Newsletter, Omaggi, Area acquisti e molto altro. Scopri la tua area riservata: Registrati Entra Scopri l'Area Riservata: Registrati Entra
Home / Articoli / Jaffa e Carmel: agrumi "politicamente corretti" per tutti!

Jaffa e Carmel: agrumi "politicamente corretti" per tutti!

di Manuel Zanarini - 21/04/2008

 

 

 

Israele è una nazione che esporta moltissima frutta, anche in Paesi che ne sono grandi produttori come l’Italia. Mentre gli agrumi del Sud Italia vanno al macero, farsi un giro nelle campagne siciliane per credere, sui banconi dei nostri supermercati troviamo sempre più spesso prodotti importati, molti dei quali proprio da Israele.

Questo avviene in virtù di accordi bilaterali che impoverendo le nostre aziende agricole, in particolar modo del Sud, arricchiscono le grandi industrie del Nord che collaborano con Israele.

Molte sono le aziende italiane che hanno joint-venture con altre israeliane, altre hanno stipulato accordi tramite i due stati, famoso era quello che permetteva di mandare in Israele i camion dell’Iveco in cambio della frutta della ditta Jaffa.

Proprio il caso della Jaffa è interessante. Questa azienda in realtà esporta agrumi in larga parte coltivati nei territori Palestinesi, si tenga conto che questi ultimi non hanno altre possibilità di esportare i propri prodotti agricoli.

Oggi i tutti i prodotti provenienti da Israele, o dai territori illegalmente occupati, sono controllati da due marchi: la Jaffa e la Carmel.

Il marchio “Jaffa” è usato dalla Citrus Marketing Board of Israel (CMBI), un istituto statale fondato nel 1940 per promuovere, sviluppare e regolamentare il settore agro-alimentare israeliano in tutto il mondo. Nel 1990 è stato privatizzato e di fatto gestisce l’intero mercato degli agrumi israeliano.

L’altro marchio è quello della “Carmel”. Questo viene usato dalla Agrexco, un’azienda controllata dallo Stato, che si occupa dell’esportazione di tutti gli altri prodotti agricoli, in particolar modo degli avocados e dei fiori recisi.

Il caso dei fiori recisi coltivati in Palestina è il più emblematico. Infatti per essere commercializzati l’Agrexco impone che essi rechino un certificato d’origine israeliano, pur venendo coltivati nei territori occupati. Una volta venduti, l’azienda israeliana trattiene per sé il 40% dei ricavi come “quota marketing”. In realtà, i coltivatori potrebbero bypassarla, ma ciò è quasi impossibile; infatti devono comunque pagare il trasporto attraverso Israele, subire numerose ispezioni “per la sicurezza” da parte delle forse armate israeliane e anche una volta superati gli ostacoli a monte, in virtù degli accordi bilaterali, hanno grosse difficoltà a piazzare la merce sui mercati finali.

Si  consideri a riguardo che che l'art. 38 dell'Accordo ad interim UE-Israele, sul commercio e temi ad esso collegati, si applica al "territorio dello Stato di Israele" e non contiene nessuna altra ulteriore definizione. Israele ha annesso unilateralmente sia Gerusalemme Est che il Golan e così per la legge israeliana fanno parte dello Stato di Israele.
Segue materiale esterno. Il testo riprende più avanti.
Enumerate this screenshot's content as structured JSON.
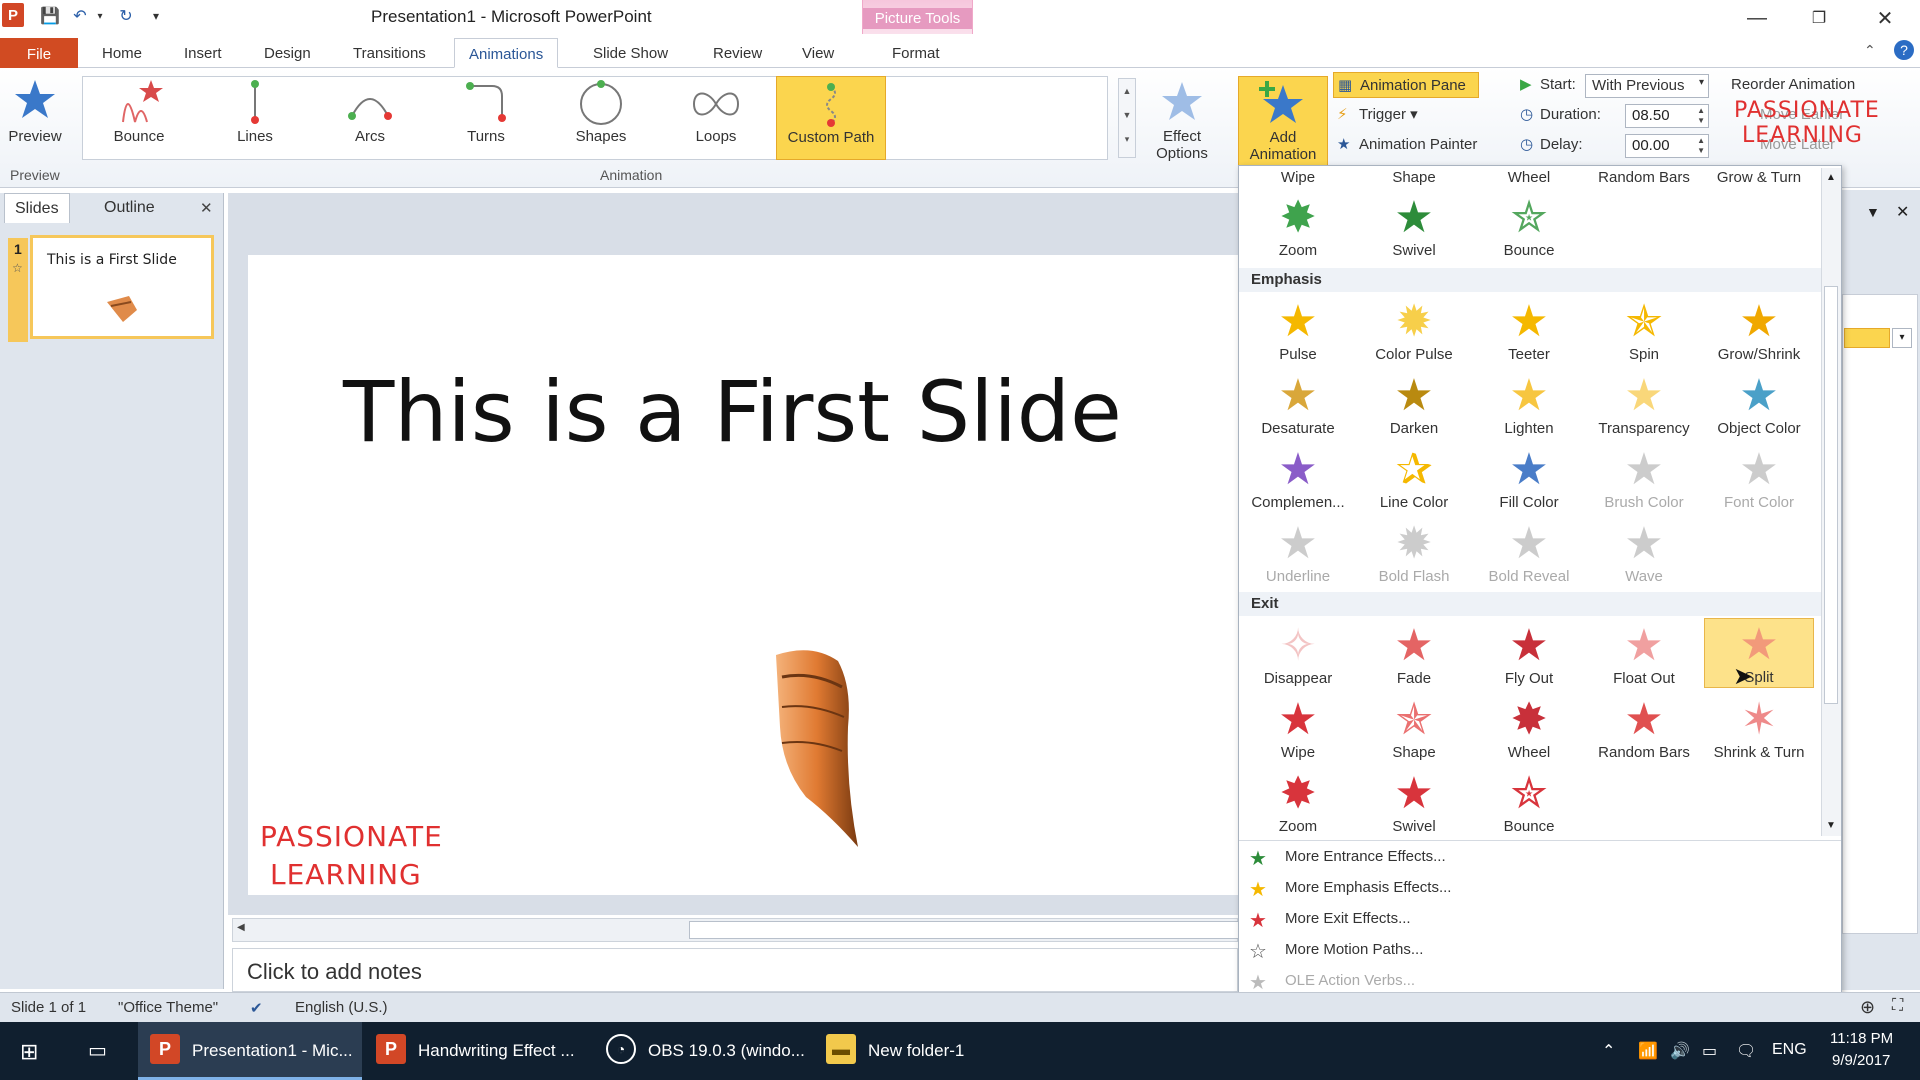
{
  "window": {
    "title": "Presentation1 - Microsoft PowerPoint",
    "contextual_tab_group": "Picture Tools",
    "controls": {
      "minimize": "—",
      "restore": "❐",
      "close": "✕"
    }
  },
  "quick_access": {
    "save_icon": "save-icon",
    "undo_icon": "undo-icon",
    "redo_icon": "redo-icon"
  },
  "tabs": [
    "File",
    "Home",
    "Insert",
    "Design",
    "Transitions",
    "Animations",
    "Slide Show",
    "Review",
    "View",
    "Format"
  ],
  "ribbon": {
    "preview": {
      "button": "Preview",
      "group_label": "Preview"
    },
    "animation_gallery": [
      "Bounce",
      "Lines",
      "Arcs",
      "Turns",
      "Shapes",
      "Loops",
      "Custom Path"
    ],
    "animation_group_label": "Animation",
    "effect_options": "Effect Options",
    "add_animation": "Add Animation",
    "animation_pane": "Animation Pane",
    "trigger": "Trigger",
    "animation_painter": "Animation Painter",
    "start_label": "Start:",
    "start_value": "With Previous",
    "duration_label": "Duration:",
    "duration_value": "08.50",
    "delay_label": "Delay:",
    "delay_value": "00.00",
    "reorder_label": "Reorder Animation",
    "move_earlier": "Move Earlier",
    "move_later": "Move Later"
  },
  "watermark": {
    "line1": "PASSIONATE",
    "line2": "LEARNING"
  },
  "left_pane": {
    "tabs": [
      "Slides",
      "Outline"
    ],
    "close": "✕",
    "thumb_number": "1",
    "thumb_title": "This is a First Slide"
  },
  "slide": {
    "title": "This is a First Slide"
  },
  "notes": {
    "placeholder": "Click to add notes"
  },
  "gallery": {
    "entrance_top_row": [
      "Wipe",
      "Shape",
      "Wheel",
      "Random Bars",
      "Grow & Turn"
    ],
    "entrance_row2": [
      "Zoom",
      "Swivel",
      "Bounce"
    ],
    "emphasis_heading": "Emphasis",
    "emphasis": [
      [
        "Pulse",
        "Color Pulse",
        "Teeter",
        "Spin",
        "Grow/Shrink"
      ],
      [
        "Desaturate",
        "Darken",
        "Lighten",
        "Transparency",
        "Object Color"
      ],
      [
        "Complemen...",
        "Line Color",
        "Fill Color",
        "Brush Color",
        "Font Color"
      ],
      [
        "Underline",
        "Bold Flash",
        "Bold Reveal",
        "Wave"
      ]
    ],
    "exit_heading": "Exit",
    "exit": [
      [
        "Disappear",
        "Fade",
        "Fly Out",
        "Float Out",
        "Split"
      ],
      [
        "Wipe",
        "Shape",
        "Wheel",
        "Random Bars",
        "Shrink & Turn"
      ],
      [
        "Zoom",
        "Swivel",
        "Bounce"
      ]
    ],
    "more": [
      "More Entrance Effects...",
      "More Emphasis Effects...",
      "More Exit Effects...",
      "More Motion Paths...",
      "OLE Action Verbs..."
    ]
  },
  "status_bar": {
    "slide": "Slide 1 of 1",
    "theme": "\"Office Theme\"",
    "language": "English (U.S.)"
  },
  "taskbar": {
    "items": [
      "Presentation1 - Mic...",
      "Handwriting Effect ...",
      "OBS 19.0.3 (windo...",
      "New folder-1"
    ],
    "lang": "ENG",
    "time": "11:18 PM",
    "date": "9/9/2017"
  },
  "colors": {
    "file_tab": "#d14b22",
    "selected": "#fbd54e",
    "accent": "#2b5797",
    "watermark": "#e03030"
  }
}
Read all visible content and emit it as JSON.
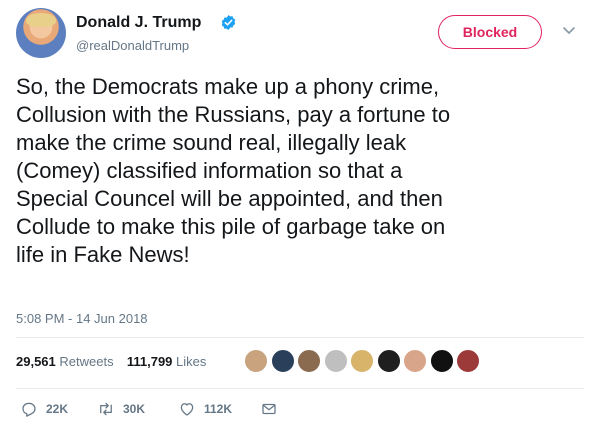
{
  "author": {
    "name": "Donald J. Trump",
    "handle": "@realDonaldTrump"
  },
  "block_button": {
    "label": "Blocked"
  },
  "tweet": {
    "text": "So, the Democrats make up a phony crime,\nCollusion with the Russians, pay a fortune to\nmake the crime sound real, illegally leak\n(Comey) classified information so that a\nSpecial Councel will be appointed, and then\nCollude to make this pile of garbage take on\nlife in Fake News!",
    "timestamp": "5:08 PM - 14 Jun 2018"
  },
  "stats": {
    "retweets_count": "29,561",
    "retweets_label": "Retweets",
    "likes_count": "111,799",
    "likes_label": "Likes"
  },
  "liker_avatars": [
    {
      "color": "#c9a27e"
    },
    {
      "color": "#2a3f5a"
    },
    {
      "color": "#8a6b4f"
    },
    {
      "color": "#bfbfbf"
    },
    {
      "color": "#d8b36a"
    },
    {
      "color": "#1f1f1f"
    },
    {
      "color": "#d9a58a"
    },
    {
      "color": "#111111"
    },
    {
      "color": "#9c3a3a"
    }
  ],
  "actions": {
    "reply_count": "22K",
    "retweet_count": "30K",
    "like_count": "112K"
  },
  "colors": {
    "brand_red": "#e0245e",
    "verified_blue": "#1da1f2",
    "secondary_text": "#657786"
  }
}
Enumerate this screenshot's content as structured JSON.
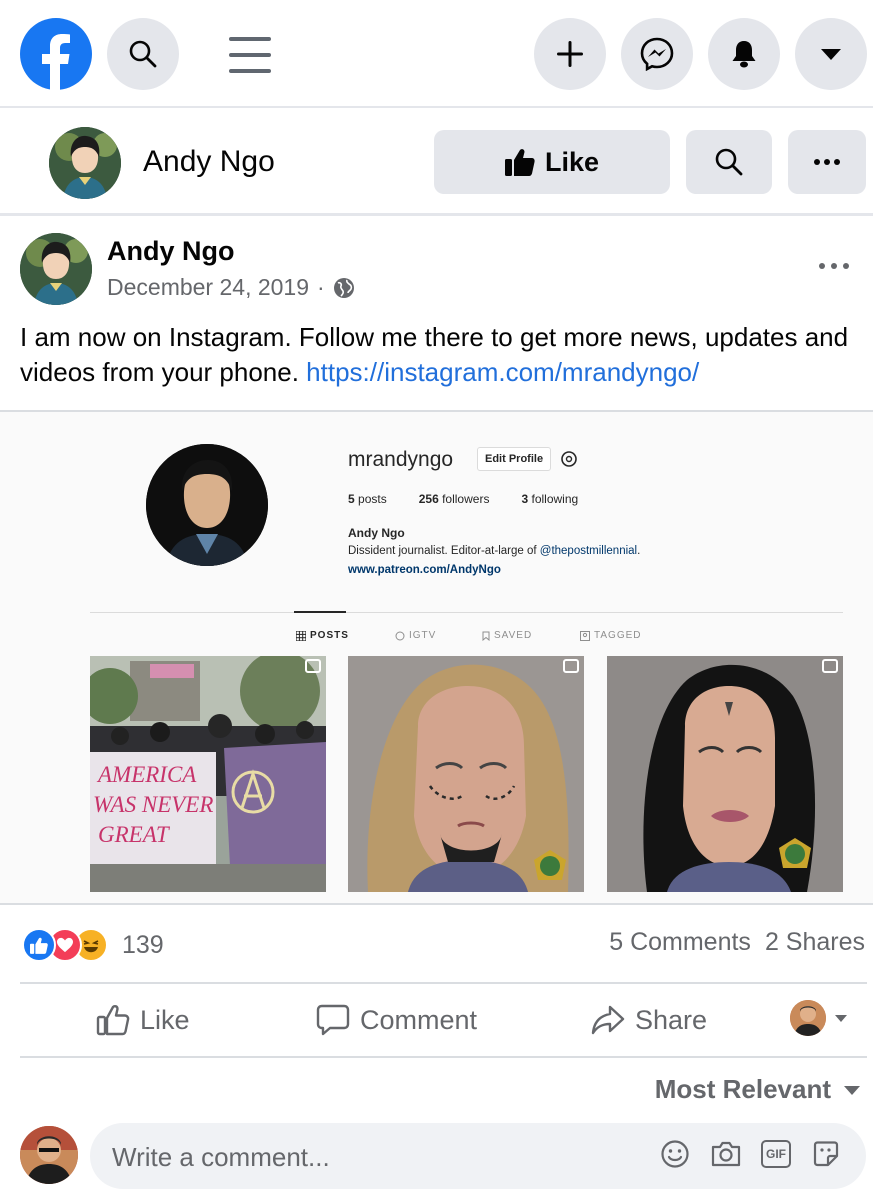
{
  "topbar": {
    "icons": [
      "facebook-logo",
      "search-icon",
      "menu-icon",
      "plus-icon",
      "messenger-icon",
      "bell-icon",
      "caret-down-icon"
    ]
  },
  "page_header": {
    "name": "Andy Ngo",
    "like_label": "Like"
  },
  "post": {
    "author": "Andy Ngo",
    "date": "December 24, 2019",
    "separator": "·",
    "privacy_icon": "globe-icon",
    "text": "I am now on Instagram. Follow me there to get more news, updates and videos from your phone.",
    "link": "https://instagram.com/mrandyngo/"
  },
  "instagram_embed": {
    "username": "mrandyngo",
    "edit_profile": "Edit Profile",
    "posts_count": "5",
    "posts_label": "posts",
    "followers_count": "256",
    "followers_label": "followers",
    "following_count": "3",
    "following_label": "following",
    "full_name": "Andy Ngo",
    "bio_prefix": "Dissident journalist. Editor-at-large of",
    "bio_mention": "@thepostmillennial",
    "bio_suffix": ".",
    "website": "www.patreon.com/AndyNgo",
    "tabs": [
      "POSTS",
      "IGTV",
      "SAVED",
      "TAGGED"
    ],
    "thumb1_sign_text": "AMERICA WAS NEVER GREAT"
  },
  "reactions": {
    "types": [
      "like",
      "love",
      "haha"
    ],
    "count": "139",
    "comments": "5 Comments",
    "shares": "2 Shares"
  },
  "actions": {
    "like": "Like",
    "comment": "Comment",
    "share": "Share"
  },
  "comments": {
    "sort_label": "Most Relevant",
    "placeholder": "Write a comment...",
    "gif_label": "GIF"
  },
  "colors": {
    "brand_blue": "#1877f2",
    "link_blue": "#216fdb",
    "gray_bg": "#e4e6eb",
    "secondary_text": "#65676b"
  }
}
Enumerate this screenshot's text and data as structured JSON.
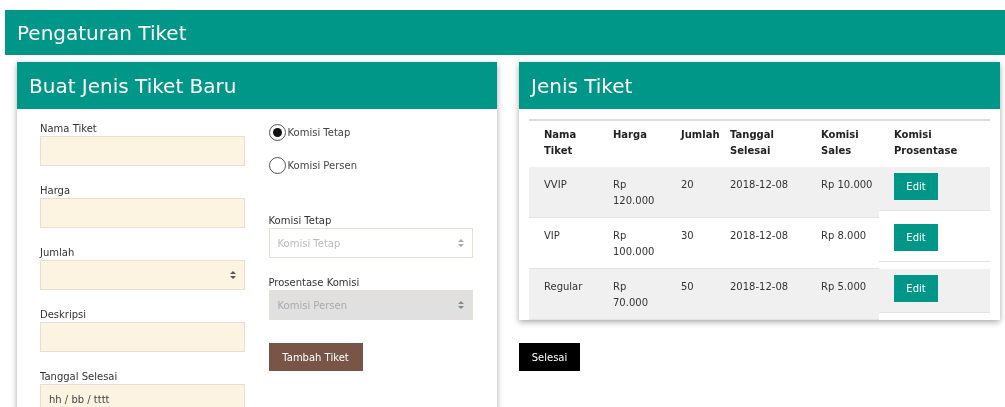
{
  "header": {
    "title": "Pengaturan Tiket"
  },
  "form_card": {
    "title": "Buat Jenis Tiket Baru",
    "fields": [
      {
        "label": "Nama Tiket",
        "kind": "text"
      },
      {
        "label": "Harga",
        "kind": "text"
      },
      {
        "label": "Jumlah",
        "kind": "number"
      },
      {
        "label": "Deskripsi",
        "kind": "text"
      },
      {
        "label": "Tanggal Selesai",
        "kind": "date",
        "placeholder": "hh / bb / tttt"
      }
    ],
    "radios": [
      {
        "label": "Komisi Tetap",
        "selected": true
      },
      {
        "label": "Komisi Persen",
        "selected": false
      }
    ],
    "commission_fields": [
      {
        "label": "Komisi Tetap",
        "placeholder": "Komisi Tetap",
        "disabled": false
      },
      {
        "label": "Prosentase Komisi",
        "placeholder": "Komisi Persen",
        "disabled": true
      }
    ],
    "submit_button": "Tambah Tiket"
  },
  "table_card": {
    "title": "Jenis Tiket",
    "columns": [
      "Nama Tiket",
      "Harga",
      "Jumlah",
      "Tanggal Selesai",
      "Komisi Sales",
      "Komisi Prosentase"
    ],
    "rows": [
      {
        "cells": [
          "VVIP",
          "Rp 120.000",
          "20",
          "2018-12-08",
          "Rp 10.000"
        ],
        "action": "Edit"
      },
      {
        "cells": [
          "VIP",
          "Rp 100.000",
          "30",
          "2018-12-08",
          "Rp 8.000"
        ],
        "action": "Edit"
      },
      {
        "cells": [
          "Regular",
          "Rp 70.000",
          "50",
          "2018-12-08",
          "Rp 5.000"
        ],
        "action": "Edit"
      }
    ]
  },
  "done_button": "Selesai"
}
Per le colonie in West Bank e Gaza, pur non formalmente annesse, la giurisdizione israeliana è applicata nella pratica.
Tutte le risoluzioni dell'ONU affermano che né le colonie in West Bank e Gaza, né Gerusalemme Est e Golan possono essere considerate parte dello Stato di Israele, quindi l'ambito territoriale di applicazione dell'accordo ad interim si dovrebbe intendere limitato alle frontiere precedenti il 1967, cosa non applicata nei fatti, impoverendo paurosamente le famiglie contadine Palestinesi.

Come se questo non bastasse, l’industria agricola israeliana fa molto uso di biotecnologie. Quindi molti prodotti sono geneticamente modificati.

A puro titolo esemplificativo, i pompelmi “Jaffa” contengono elevate percentuali di tiabedanzolo (E233), un elemento che la Commissione di vigilanza europea ha ovviamente definito come non pericoloso, ma al contempo a suggerito cautela e adozione di misure di controllo.

Per chi volesse essere sicuro di non acquistare prodotti provenienti da Israele, basta guardare il codice a barre, se inizia con le cifre “729” allora proviene da Israele.

L’invito è quello di boicottare i prodotti alimentari israeliani, per combattere le politiche sioniste e razziste di Israele, supportare le famiglie contadine palestinesi e favorire il consumo di merce italiana.